Los leños eran rescoldos. En una ladera, más arriba del techo y de los pinos, un perro aullaba en la bruma. Alejado de la música por la música misma, regresaba a ella por el camino de los grillos, esperando la sonoridad de un si bemol que ya contaba en mi oído. Y ya nacía, de una queda invitación de fagote y clarinete, la frase admirable del Adagio, tan honda dentro del pudor de su lirismo. Este era el único pasaje de la Sinfonía que mi madre -más acostumbraba a la lectura de habaneras y selecciones de ópera- lograba tocar a veces, por su tiempo pausado, en una transcripción para piano que sacaba de una gaveta de la tienda. Al sexto compás, plácidamente rematado en eco por las maderas, acabo de llegar del colegio, luego de mucho correr para resbalar sobre las pequeñas frutas de los álamos que cubren las aceras. Nuestra casa tiene un ancho soportal de columnas encaladas, situado como un peldaño de escalera, entre los soportales vecinos, uno más alto, otro más bajo, todos atravesados por el plano inclinado de la calzada que asciende hacia la Iglesia de Jesús del Monte, que se yergue allá, en lo alto de los tejados, con sus árboles plantados sobre un terraplén cerrado por barandales. La casa fue antaño de gente señora; conserva grandes muebles de madera oscura, armarios profundos y una araña de cristales biselados que se llena de pequeños arcoiris al recibir un último rayo de sol bajado de las lucetas azules, blancas, rojas, que cierran el arco del recibidor como un gran abanico de vidrio.

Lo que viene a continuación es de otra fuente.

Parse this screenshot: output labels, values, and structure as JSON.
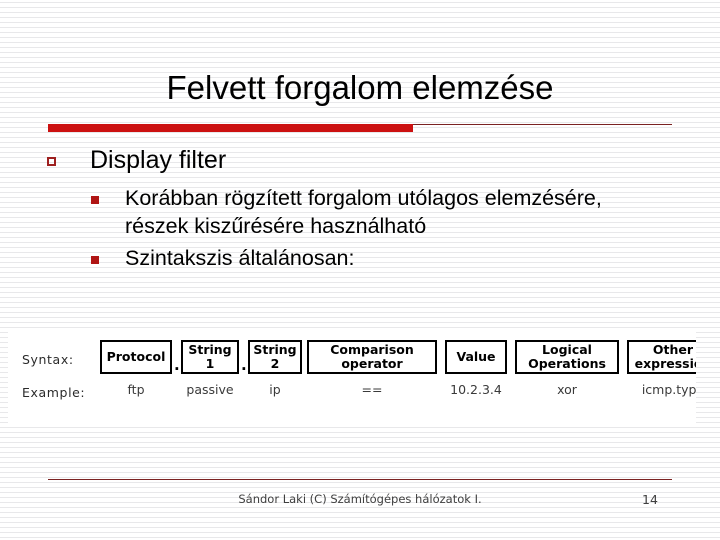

Me siento de piernas tiesas en el fondo de un sillón de mecedora, demasiado alto y ancho para un niño, y abro el Epítome de Gramática de la Real Academia, que esta tarde tengo que repasar. Estos, Fabio, ¡ay dolor!, que ves agora… rezael ejemplo que ha poco regresó a mi memoria. Estos, Fabio, ¡ay dolor!, que ves agora… La negra, allá en el hollín de sus ollas, canta algo que se habla de los tiempos de la Colonia y de los mostachos de la Guardia Civil. Ya se ha pegado la tecla del fa sostenido, como de costumbre, en el piano que toca mi madre. En lo último de la casa hay una habitación a cuya reja trepa un tallo de calabaza. Llamo a María del Carmen, que juega entre las arecas en tiestos, los rosales en cazuela, los semilleros de claveles, de calas, los girasoles del traspatio de su padre el jardinero. Se cuela por el boquete de la cerca de cardón y se acuesta a mi lado, en la cesta de lavandería en forma de barca que es la barca de nuestros viajes. Nos envuelve el olor a esparto, a fibra, a heno, de esta cesta traída, cada semana, por un gigante sudoroso, que devora enormes platos de habas a quien llaman Baudilio.

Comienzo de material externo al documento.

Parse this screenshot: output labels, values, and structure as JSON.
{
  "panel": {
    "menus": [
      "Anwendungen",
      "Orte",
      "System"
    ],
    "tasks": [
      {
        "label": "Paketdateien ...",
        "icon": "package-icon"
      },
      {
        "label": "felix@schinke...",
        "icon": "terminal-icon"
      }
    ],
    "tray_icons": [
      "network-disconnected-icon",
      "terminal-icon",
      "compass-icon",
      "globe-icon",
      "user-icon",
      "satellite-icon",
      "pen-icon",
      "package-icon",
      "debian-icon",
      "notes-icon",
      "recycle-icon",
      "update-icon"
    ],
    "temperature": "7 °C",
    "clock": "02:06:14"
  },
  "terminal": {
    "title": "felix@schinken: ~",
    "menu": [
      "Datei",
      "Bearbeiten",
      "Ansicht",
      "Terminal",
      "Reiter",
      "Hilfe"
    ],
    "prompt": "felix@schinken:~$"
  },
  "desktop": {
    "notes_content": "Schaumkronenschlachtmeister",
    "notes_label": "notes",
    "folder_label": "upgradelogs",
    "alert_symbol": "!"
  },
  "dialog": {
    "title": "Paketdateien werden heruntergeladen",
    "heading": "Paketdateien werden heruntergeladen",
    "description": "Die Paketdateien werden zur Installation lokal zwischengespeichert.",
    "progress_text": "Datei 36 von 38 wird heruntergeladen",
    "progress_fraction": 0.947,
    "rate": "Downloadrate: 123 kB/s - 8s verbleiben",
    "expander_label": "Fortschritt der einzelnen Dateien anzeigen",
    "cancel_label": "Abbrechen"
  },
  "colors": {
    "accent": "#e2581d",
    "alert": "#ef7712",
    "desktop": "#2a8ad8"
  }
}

No me canso de estrechar a la niña entre mis brazos.

Su calor me infunde una pereza gozosa que quisiera alargar indefinidamente. Como se aburre de estar así, sin moverse, la aquieto diciéndole que estamos en el mar. y que falta poco para llegar al muelle; que será aquel baúl de tapa redonda, cubierta de hojalata de muchos colores, a cuya agarradera se amarran las naves. En el colegio me han hablado de sucias posibilidades entre varones y hembras. Las he rechazado con indignación, sabiendo que eran porquerías inventadas por los grandes para burlarse de los pequeños.

El día que me lo dijeron no me atreví a mirar a mi madre de frente. Pregunto ahora a María del Carmen si quiere ser mi mujer, y como responde que sí, la aprieto un poco más, imitando con la voz, para que no se aparte de mí, el ruido de las sirenas de barcos. Respiro mal, me lleno de latidos, y este malestar es tan grato, sin embargo, que no comprendo por qué, cuando la negra nos sorprende así, se enoja, nos saca de la cesta, la arroja sobre un armario y grita que estoy muy grande para esos juegos.

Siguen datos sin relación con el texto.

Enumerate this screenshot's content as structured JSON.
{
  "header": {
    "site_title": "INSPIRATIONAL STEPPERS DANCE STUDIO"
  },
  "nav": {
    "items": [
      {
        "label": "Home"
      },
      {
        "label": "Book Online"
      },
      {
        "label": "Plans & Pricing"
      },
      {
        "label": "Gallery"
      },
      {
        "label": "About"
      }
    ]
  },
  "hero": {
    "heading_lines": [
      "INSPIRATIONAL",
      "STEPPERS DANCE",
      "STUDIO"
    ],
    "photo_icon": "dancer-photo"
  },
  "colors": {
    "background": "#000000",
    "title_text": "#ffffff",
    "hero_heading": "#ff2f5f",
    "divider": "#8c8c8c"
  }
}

Sin embargo, nada dice a mi madre. Acabo por quejarme a ella, y me responde que es hora de estudiar. Vuelvo al Epítome de Gramática, pero me persigue el olor a fibra, a mimbre, a esparto. Este olor cuyo recuerdo regresa del pasado, a veces, con tal realidad que me deja todo estremecido. Ese olor que vuelvo a encontrar esta noche; junto al armario de las yerbas silvestres, cuando el Adagio concluye sobre cuatro acordes pianissimo, el primero arpegiado, y un estremecimiento, perceptible a través de la transmisión, conmueve la masa coral cuya entrada se aproxima. Adivino el gesto enérgico del director invisible, por el cual se entra, de golpe, en el drama que prepara el advenimiento de la Oda de Schiller.